The religious leaders of Judah taught that God would never desert them. God was on their side in every conflict. They proclaimed security and safety from all their enemies as long as the Temple and its sacrifices and rituals continued. Jeremiah’s long boney finger pointing at them warned that this was false. He urged the people of Judah not to listen to the lies of these religious leaders. To drive his point home Jeremiah reminded the people of what happened to them at Shiloh. In Jeremiah 7:12, he says, “Go now to my place that was in Shiloh, where I made my name dwell at first, and see what I did to it because of the evil of my people Israel.” He allowed the Philistines to take the ark of the covenant from the Israelites. Psalm 78:60-62 recounts this episode. It says, “He forsook his dwelling at Shiloh, the tent where he dwelt among mankind,  and delivered his power to captivity, his glory to the hand of the foe.  He gave his people over to the sword and vented his wrath on his heritage.”

Feinberg tells us the story in some detail. “At Shiloh, Israel went into idolatry (1 Sam 4:1–11); so the ark was captured by the Philistines at the Battle of Ebenezer. The Bible gives no historical account of the destruction of Shiloh. Jeremiah’s references to its destruction (cf. also 26:6, 9) have been confirmed by excavations of the site, which revealed a city destroyed by the Philistines about 1050 b.c., probably after the Battle of Ebenezer. The dig was carried out by the Danish Palestine Expedition. Their findings confirmed Psalm 78:60–64. Shiloh was to the judges what Jerusalem was to the kings. Jeremiah was a descendant of the Eli family; so the tragedy had personal implications for him. The destruction of Shiloh did not necessarily mean the demolition of the tabernacle, because it was still in existence at Gibeon in David’s time (cf. 1 Chronicles 21:29), at the commencement of Solomon’s reign. The sanctuary at Shiloh proved the falsity of the claim that the Lord was unalterably committed to an earthly temple and its preservation regardless of the moral state of the people.”[1]
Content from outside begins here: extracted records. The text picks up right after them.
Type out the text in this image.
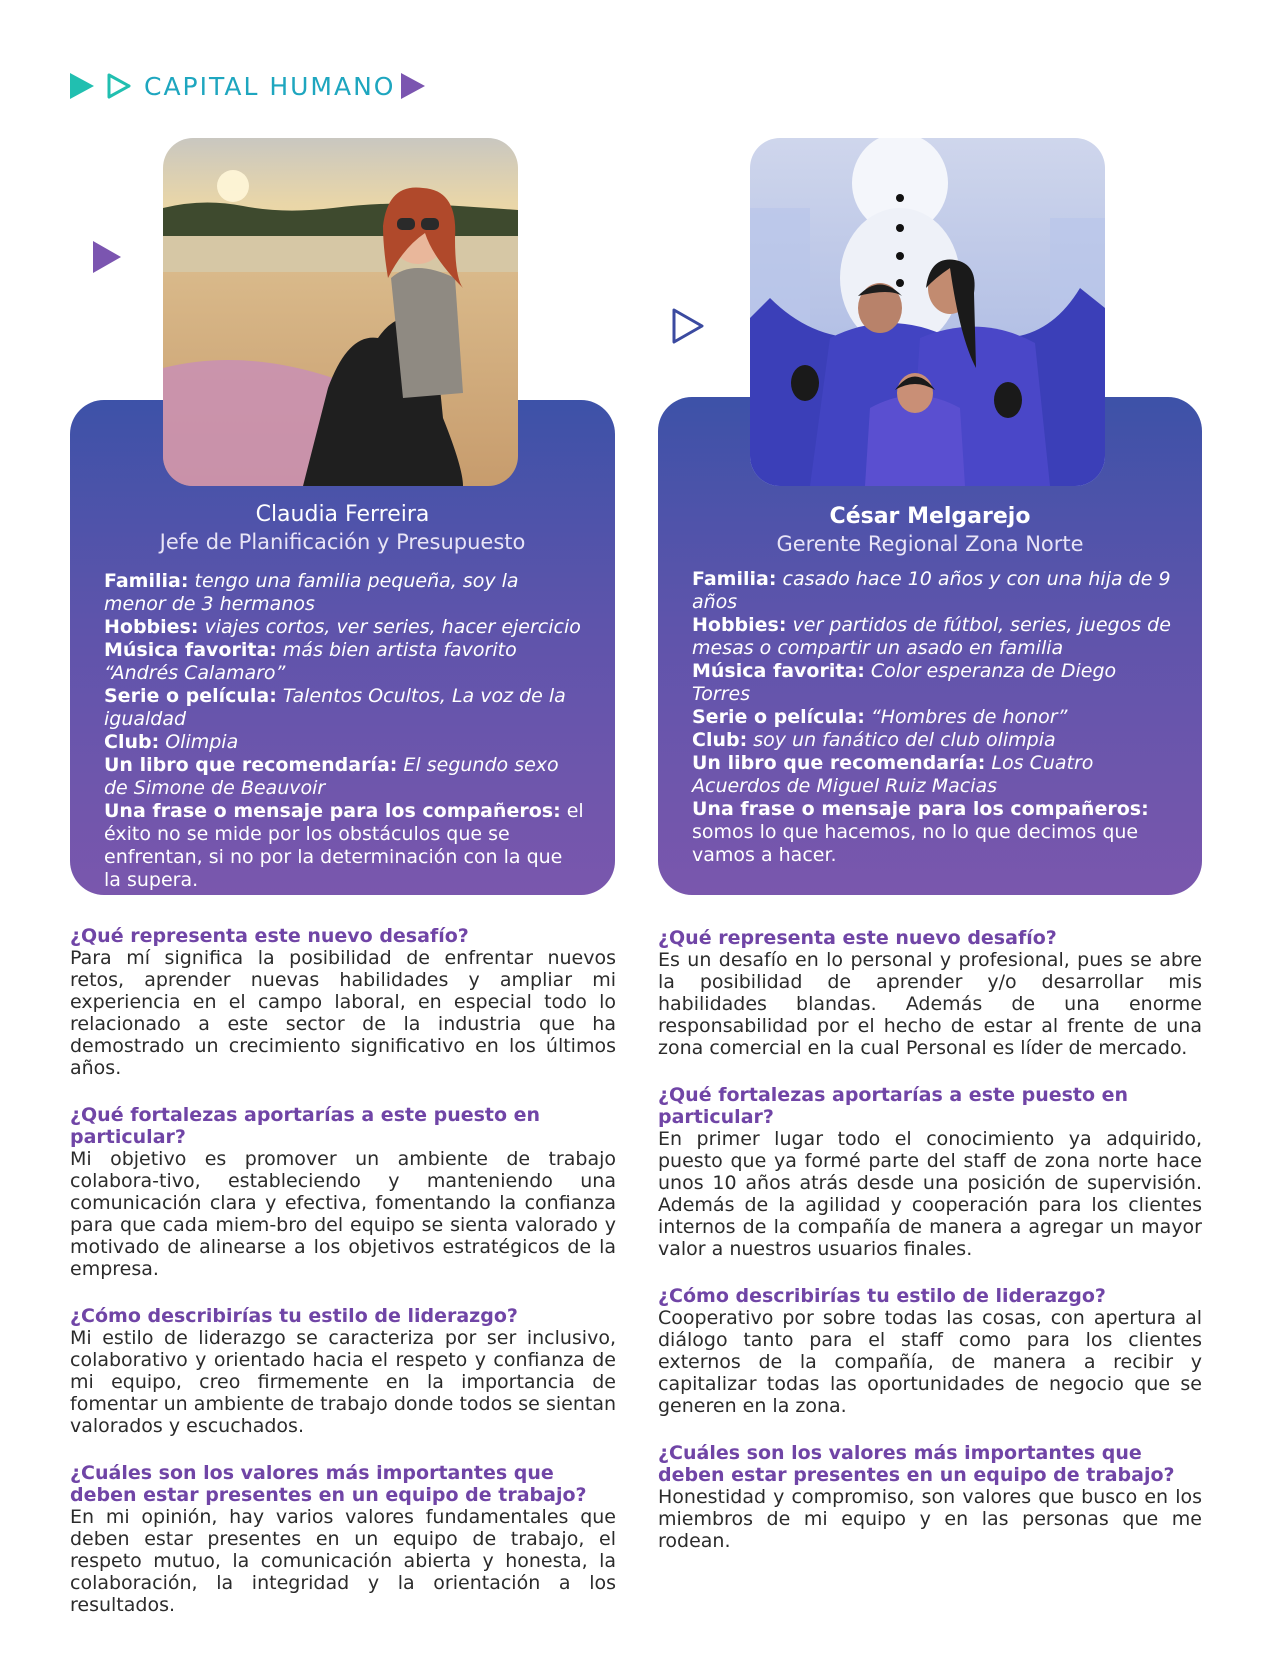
CAPITAL HUMANO
Claudia Ferreira
Jefe de Planificación y Presupuesto

Familia: tengo una familia pequeña, soy la menor de 3 hermanos

Hobbies: viajes cortos, ver series, hacer ejercicio

Música favorita: más bien artista favorito “Andrés Calamaro”

Serie o película: Talentos Ocultos, La voz de la igualdad

Club: Olimpia

Un libro que recomendaría: El segundo sexo de Simone de Beauvoir

Una frase o mensaje para los compañeros: el éxito no se mide por los obstáculos que se enfrentan, si no por la determinación con la que la supera.

César Melgarejo
Gerente Regional Zona Norte

Familia: casado hace 10 años y con una hija de 9 años

Hobbies: ver partidos de fútbol, series, juegos de mesas o compartir un asado en familia

Música favorita: Color esperanza de Diego Torres

Serie o película: “Hombres de honor”

Club: soy un fanático del club olimpia

Un libro que recomendaría: Los Cuatro Acuerdos de Miguel Ruiz Macias

Una frase o mensaje para los compañeros: somos lo que hacemos, no lo que decimos que vamos a hacer.

¿Qué representa este nuevo desafío?

Para mí significa la posibilidad de enfrentar nuevos retos, aprender nuevas habilidades y ampliar mi experiencia en el campo laboral, en especial todo lo relacionado a este sector de la industria que ha demostrado un crecimiento significativo en los últimos años.

¿Qué fortalezas aportarías a este puesto en particular?

Mi objetivo es promover un ambiente de trabajo colabora-tivo, estableciendo y manteniendo una comunicación clara y efectiva, fomentando la confianza para que cada miem-bro del equipo se sienta valorado y motivado de alinearse a los objetivos estratégicos de la empresa.

¿Cómo describirías tu estilo de liderazgo?

Mi estilo de liderazgo se caracteriza por ser inclusivo, colaborativo y orientado hacia el respeto y confianza de mi equipo, creo firmemente en la importancia de fomentar un ambiente de trabajo donde todos se sientan valorados y escuchados.

¿Cuáles son los valores más importantes que deben estar presentes en un equipo de trabajo?

En mi opinión, hay varios valores fundamentales que deben estar presentes en un equipo de trabajo, el respeto mutuo, la comunicación abierta y honesta, la colaboración, la integridad y la orientación a los resultados.

¿Qué representa este nuevo desafío?

Es un desafío en lo personal y profesional, pues se abre la posibilidad de aprender y/o desarrollar mis habilidades blandas. Además de una enorme responsabilidad por el hecho de estar al frente de una zona comercial en la cual Personal es líder de mercado.

¿Qué fortalezas aportarías a este puesto en particular?

En primer lugar todo el conocimiento ya adquirido, puesto que ya formé parte del staff de zona norte hace unos 10 años atrás desde una posición de supervisión. Además de la agilidad y cooperación para los clientes internos de la compañía de manera a agregar un mayor valor a nuestros usuarios finales.

¿Cómo describirías tu estilo de liderazgo?

Cooperativo por sobre todas las cosas, con apertura al diálogo tanto para el staff como para los clientes externos de la compañía, de manera a recibir y capitalizar todas las oportunidades de negocio que se generen en la zona.

¿Cuáles son los valores más importantes que deben estar presentes en un equipo de trabajo?

Honestidad y compromiso, son valores que busco en los miembros de mi equipo y en las personas que me rodean.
Pointing out to the men of Judah the destruction that befell Shiloh in spite of the presence of the tabernacle had to have been offensive to the religious leaders of the Southern Kingdom that Jeremiah was addressing. By the time Jeremiah addresses the men of Judah, the Northern Kingdom of Israel with its capital in Samaria, was destroyed by Syria years before. They were destroyed because they deserved it. Not us! It was the cry of the southern kingdom at the time of Jeremiah. But in connecting the fate of Shiloh with the future of Judah and the temple in Jerusalem, Jeremiah wanted to illustrate that “God is thus shown to be independent of any given locality and uncommitted to a specific cultic object. However valuable as an aid to spirituality such things might be, they can never be acceptable substitutes for implicit faith in the living God. This affirmation must have seemed the worst kind of heresy to Jeremiah’s superstitious hearers.”[2]

[1] Feinberg, Charles L. 1986. “Jeremiah.” In The Expositor’s Bible Commentary: Isaiah, Jeremiah, Lamentations, Ezekiel, edited by Frank E. Gaebelein, 6:429. Grand Rapids, MI: Zondervan Publishing House.

[2] Harrison, R. K. 1973. Jeremiah and Lamentations: An Introduction and Commentary. Vol. 21. Tyndale Old Testament Commentaries. Downers Grove, IL: InterVarsity Press.